Obviously, even though results look quite promising we cannot pass over one problem: parameter choice. Here, we have quite a few of them - number of landmarks, $$Z$$ density (via $$r$$), and gaussian bandwidth - and sometimes (this time in particular!) choosing working set of parameters is not an easy task.

#### LSC - MNIST dataset

Let's finally try LSC on 'more serious' dataset - handwritten digits dataset called MNIST. In this experiment we are going to compare LSC with classical k-means.
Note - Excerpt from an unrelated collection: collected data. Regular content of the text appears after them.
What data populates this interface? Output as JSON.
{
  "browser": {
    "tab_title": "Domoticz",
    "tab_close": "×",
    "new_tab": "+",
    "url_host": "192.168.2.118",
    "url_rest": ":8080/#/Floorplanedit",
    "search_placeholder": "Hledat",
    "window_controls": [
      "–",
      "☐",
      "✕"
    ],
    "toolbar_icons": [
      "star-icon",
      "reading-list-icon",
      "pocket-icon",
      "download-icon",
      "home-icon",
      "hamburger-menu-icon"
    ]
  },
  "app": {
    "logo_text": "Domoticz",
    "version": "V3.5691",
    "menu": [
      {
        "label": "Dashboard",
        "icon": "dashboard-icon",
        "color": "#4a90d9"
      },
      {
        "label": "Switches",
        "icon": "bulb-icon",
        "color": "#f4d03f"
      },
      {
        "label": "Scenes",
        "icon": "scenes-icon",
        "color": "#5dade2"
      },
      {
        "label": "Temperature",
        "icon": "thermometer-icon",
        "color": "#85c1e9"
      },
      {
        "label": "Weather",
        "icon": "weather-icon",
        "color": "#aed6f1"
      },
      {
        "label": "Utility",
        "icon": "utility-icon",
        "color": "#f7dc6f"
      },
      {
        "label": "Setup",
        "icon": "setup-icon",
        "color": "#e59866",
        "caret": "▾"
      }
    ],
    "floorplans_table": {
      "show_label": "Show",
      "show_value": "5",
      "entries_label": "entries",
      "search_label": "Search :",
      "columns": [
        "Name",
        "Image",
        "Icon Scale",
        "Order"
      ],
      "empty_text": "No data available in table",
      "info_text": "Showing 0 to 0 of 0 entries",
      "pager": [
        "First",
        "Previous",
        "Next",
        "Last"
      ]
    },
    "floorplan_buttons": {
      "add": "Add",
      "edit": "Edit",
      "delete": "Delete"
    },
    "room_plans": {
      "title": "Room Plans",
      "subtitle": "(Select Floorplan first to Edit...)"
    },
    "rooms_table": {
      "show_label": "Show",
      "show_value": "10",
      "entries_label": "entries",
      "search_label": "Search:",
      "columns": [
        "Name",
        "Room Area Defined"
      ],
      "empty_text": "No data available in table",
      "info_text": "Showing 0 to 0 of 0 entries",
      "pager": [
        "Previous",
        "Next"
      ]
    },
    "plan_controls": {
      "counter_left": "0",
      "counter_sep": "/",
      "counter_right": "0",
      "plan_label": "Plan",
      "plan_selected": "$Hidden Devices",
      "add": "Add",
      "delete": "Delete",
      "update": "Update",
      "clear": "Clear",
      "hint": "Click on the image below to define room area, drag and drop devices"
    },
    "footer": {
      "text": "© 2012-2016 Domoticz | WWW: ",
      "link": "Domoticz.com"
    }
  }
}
We are going to use NMI (normalized mutual information) clustering quality as our metric.

Let's quickly implement NMI (according to this)


using Iterators

function entropy(partitionSet, N)
return mapreduce(x -> -(length(x) / N) * log(length(x) / N), +, partitionSet)
end

function getPartitionSet(vector, nrOfClusters)
d = Dict(zip(1:nrOfClusters,[Int[] for _ in 1:nrOfClusters]));
for i in 1:length(vector)
push!(d[vector[i]], i)
end
return collect(values(d))
end

function mutualInformation(partitionSetA, partitionSetB, N)

anonFunc = (x) -> (
intersection = size(intersect(partitionSetA[x[1]], partitionSetB[x[2]]),1);
return intersection > 0 ?
(intersection/N) * log((intersection * N) / (size(partitionSetA[x[1]],1) * size(partitionSetB[x[2]],1))) : 0;
)

mapreduce(anonFunc, + , product(1:length(partitionSetA),1:length(partitionSetB)))
end

function normalizedMutualInformation(partitionSetA, partitionSetB, N)
mutualInformation(partitionSetA, partitionSetB, N) / ((entropy(partitionSetA, N)  + entropy(partitionSetB, N)) / 2)
end



And now we are ready to go. Let's compare our results with k-means for a sanity check (running 50 experiments):


using MNIST;
data, labels = MNIST.traindata(); # using testdata() instead will return smaller (10k objects) dataset
# normalizing it
data  = (data .- mean(data,2)) / std(data .- mean(data,2));

nrOfExperiments = 50;
kmeansResults = [];
LSCResults = [];
for i in 1:nrOfExperiments
LSCMnistResult = LSCClustering(data, 10, 350, :Kmeans, 5, 0.5);
kmeansMnistResult = kmeans(data,10);

kmeansNMI = normalizedMutualInformation(getPartitionSet(kmeansMnistResult.assignments, 10) , getPartitionSet(labels + 1 ,10), 60000)
LSCNMI = normalizedMutualInformation(getPartitionSet(LSCMnistResult .assignments, 10) , getPartitionSet(labels + 1 ,10), 60000)
push!(kmeansResults, kmeansNMI);
push!(LSCResults, LSCNMI);

end